To reinforce this notion of the increasing political power of Latinos and Asian Americans, as first mentioned by Seth Hoy at the Immigration Impact blog, the Census Bureau has just released detailed voter data from the 2008 election and among other things, they show:

  • Latinos represented 7.4% of all Americans who voted in the 2008 election (about 9,745,000 out of 131,144,000 total voters). This represents an increase from being 5.4% (about 5,934,000) of all voters in the 2000 election.
  • Asian Americans represented 2.8% of all Americans who voted in the 2008 election (about 3,627,000 out of 131,144,000 total voters). This represents an increase from being 1.8% (2,045,000) of all voters in 2000.
  • Non-Hispanic Blacks comprised 12.3% of all voters in the 2008 election, an increase from 11.5% in the 2000 election.
  • Conversely, non-Hispanic Whites made up 76.3% of all voters in 2008, a decline from 80.7% in 2000.

The data comparisons between 2000 and 2008 clearly show that Latinos and Asian Americans (and to a slightly lesser extent African Americans) comprise an ever-increasing proportion of the American electorate.

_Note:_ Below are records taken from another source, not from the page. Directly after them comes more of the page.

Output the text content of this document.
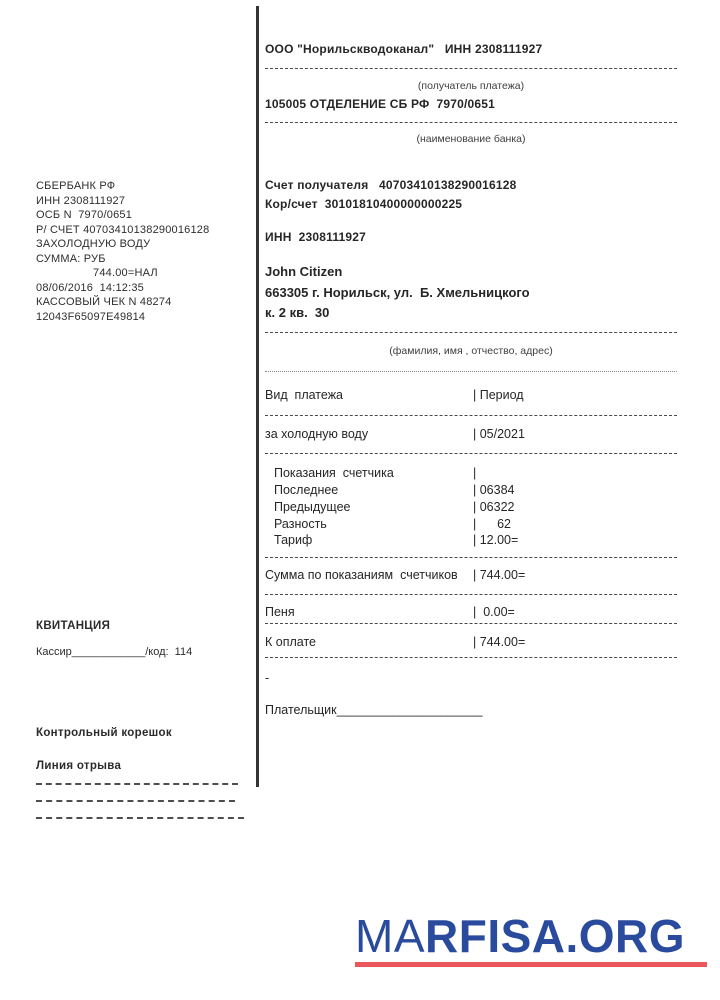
СБЕРБАНК РФ
ИНН 2308111927
ОСБ N  7970/0651
Р/ СЧЕТ 40703410138290016128
ЗАХОЛОДНУЮ ВОДУ
СУММА: РУБ
744.00=НАЛ
08/06/2016  14:12:35
КАССОВЫЙ ЧЕК N 48274
12043F65097E49814
КВИТАНЦИЯ
Кассир____________/код:  114
Контрольный корешок
Линия отрыва
ООО "Норильскводоканал"   ИНН 2308111927
(получатель платежа)
105005 ОТДЕЛЕНИЕ СБ РФ  7970/0651
(наименование банка)
Счет получателя   40703410138290016128
Кор/счет  30101810400000000225
ИНН  2308111927
John Citizen
663305 г. Норильск, ул.  Б. Хмельницкого
к. 2 кв.  30
(фамилия, имя , отчество, адрес)
Вид  платежа	| Период
за холодную воду	| 05/2021
Показания  счетчика	|
Последнее	| 06384
Предыдущее	| 06322
Разность	|      62
Тариф	| 12.00=
Сумма по показаниям  счетчиков | 744.00=
Пеня	|  0.00=
К оплате	| 744.00=
-
Плательщик_____________________
MARFISA.ORG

Just as important, their power as a voting bloc are increasingly becoming evident as well, as noted by the following quote from the Immigration Impact blog post:

In Indiana, Obama won by roughly 26,000 votes, and received the votes of nearly 24,000 more Latino New Americans than John McCain. Similarly, in North Carolina, Obama won by approximately 14,000 votes, yet received the votes of nearly 26,000 more Latino New Americans than McCain.

We should note that Whites are still the largest racial voting group by far. Nonetheless, the rise of Latinos and Asian American is likely to become even more pronounced as both both groups continue to increase in population size, particularly among those who become naturalized citizens and the second generation (the U.S.-born).

The other interesting trend to note is data that shows Latino and Asian American voters are increasingly voting Democratic as well.

With these demographic and cultural shifts in mind, the fundamental nature of the American political landscape is likely to continue to change for generations to come.